When a bat hits a baseball, it exerts a certain amount of force over a specific period. This action is referred to as an impulse. Impulse is an important concept in physics because it directly relates to the change in an object's momentum. The impulse exerted on an object can be calculated using the formula:

• Impule (\( I \)) = Force (\( F \)) \( \times \) Time (\( \Delta t \))

In our baseball scenario, the impulse applied by the bat is also equal to the change in momentum of the ball. Since the momentum has been roundly calculated as 14.5 \( \mathrm{kg \cdot m/s} \), the impulse is also 14.5 \( \mathrm{kg \cdot m/s} \). This tells us how much the velocity of the baseball has been altered by interacting with the bat. Understanding impulse can help us predict or calculate how objects will respond to forces over time. This is valuable in any situation involving impacts or sudden force changes.

The concept of average force helps us understand the total impact of a force applied over time. It's particularly useful when the force varies or is applied quickly, like when a bat connects with a baseball. To calculate average force, we use the impulse-momentum theorem. This theorem states that the change in momentum of an object is equal to the impulse applied to it. Knowing this, we can calculate the average force using:

• Average Force (\( F \)) = Impulse (\( I \)) / Time (\( \Delta t \))
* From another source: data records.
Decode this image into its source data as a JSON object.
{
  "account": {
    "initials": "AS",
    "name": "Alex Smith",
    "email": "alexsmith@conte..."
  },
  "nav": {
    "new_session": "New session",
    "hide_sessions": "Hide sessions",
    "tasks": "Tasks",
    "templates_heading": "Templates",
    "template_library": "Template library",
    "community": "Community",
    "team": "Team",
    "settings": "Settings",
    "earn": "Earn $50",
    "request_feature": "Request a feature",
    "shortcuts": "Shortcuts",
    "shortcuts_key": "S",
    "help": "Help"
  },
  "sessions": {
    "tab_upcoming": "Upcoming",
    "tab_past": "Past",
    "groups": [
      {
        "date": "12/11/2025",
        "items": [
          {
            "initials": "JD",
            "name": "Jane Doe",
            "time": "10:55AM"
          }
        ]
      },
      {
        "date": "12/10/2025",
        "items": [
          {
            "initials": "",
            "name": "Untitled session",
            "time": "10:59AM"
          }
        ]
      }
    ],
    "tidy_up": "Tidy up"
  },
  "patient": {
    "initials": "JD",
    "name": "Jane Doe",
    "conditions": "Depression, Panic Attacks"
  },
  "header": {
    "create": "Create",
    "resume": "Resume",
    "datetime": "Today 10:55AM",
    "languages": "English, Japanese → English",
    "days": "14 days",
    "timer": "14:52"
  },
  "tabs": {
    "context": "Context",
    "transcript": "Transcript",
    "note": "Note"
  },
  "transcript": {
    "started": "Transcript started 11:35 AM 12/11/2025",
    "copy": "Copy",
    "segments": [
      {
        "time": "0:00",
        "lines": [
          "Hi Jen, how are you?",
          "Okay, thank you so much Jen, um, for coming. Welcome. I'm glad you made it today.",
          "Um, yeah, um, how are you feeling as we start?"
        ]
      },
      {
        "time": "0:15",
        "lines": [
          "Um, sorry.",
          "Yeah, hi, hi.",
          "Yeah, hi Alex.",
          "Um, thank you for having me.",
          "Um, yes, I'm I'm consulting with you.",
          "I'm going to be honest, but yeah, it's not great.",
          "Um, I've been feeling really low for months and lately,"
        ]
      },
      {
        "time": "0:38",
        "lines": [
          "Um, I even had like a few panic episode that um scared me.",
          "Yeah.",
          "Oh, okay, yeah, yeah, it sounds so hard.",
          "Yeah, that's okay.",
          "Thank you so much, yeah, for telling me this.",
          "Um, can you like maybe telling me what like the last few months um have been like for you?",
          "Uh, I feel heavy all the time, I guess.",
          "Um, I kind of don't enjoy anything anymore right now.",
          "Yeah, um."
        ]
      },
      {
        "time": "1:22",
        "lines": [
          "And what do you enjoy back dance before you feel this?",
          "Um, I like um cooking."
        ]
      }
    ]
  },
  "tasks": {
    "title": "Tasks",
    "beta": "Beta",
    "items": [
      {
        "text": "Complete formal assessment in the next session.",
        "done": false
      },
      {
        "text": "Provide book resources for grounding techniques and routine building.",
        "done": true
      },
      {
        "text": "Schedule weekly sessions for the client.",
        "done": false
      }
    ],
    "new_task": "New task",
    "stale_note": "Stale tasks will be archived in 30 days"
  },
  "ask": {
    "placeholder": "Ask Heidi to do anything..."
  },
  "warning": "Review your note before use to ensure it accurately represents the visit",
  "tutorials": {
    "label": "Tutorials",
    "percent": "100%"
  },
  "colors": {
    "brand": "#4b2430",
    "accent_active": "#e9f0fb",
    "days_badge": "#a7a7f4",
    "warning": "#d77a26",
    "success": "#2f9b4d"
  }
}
In the exercise, the impulse was found to be 14.5 \( \mathrm{kg \cdot m/s} \) and the provided time of contact is 0.002 seconds. Plugging in these values gives us:

• \( F = \frac{14.5 \, \mathrm{kg \cdot m/s}}{0.002 \, \mathrm{s}} = 7250 \, \mathrm{N} \)

This means that during the brief moment of contact, the bat exerted an average force of 7250 Newtons on the ball. Understanding average force gives insight into how much power was needed to change the ball's momentum.

Momentum, a fundamental concept in physics, represents the quantity of motion an object has. It depends on both the mass and velocity of the object. When a moving object encounters a force, its momentum can change. This change is crucial for understanding how the object's motion is affected.In our baseball scenario, the change in momentum is calculated by finding the difference between the final and initial momentum of the baseball. The formula for change in momentum (\( \Delta p \)) is:

• \( \Delta p = m(v_f - v_i) \)

Where:

• \( m \) is the mass of the baseball (0.145 kg)
• \( v_f \) is the final velocity (-55.0 m/s, opposite direction)
• \( v_i \) is the initial velocity (45.0 m/s)

Substituting the given numbers:

• \( \Delta p = 0.145 \times (-55.0 - 45.0) = -14.5 \, \mathrm{kg \cdot m/s} \)

The negative sign indicates a direction change, but for magnitude, we ignore the sign and state the change as 14.5 \( \mathrm{kg \cdot m/s} \). Recognizing how momentum changes helps us decode the effects of forces in motion.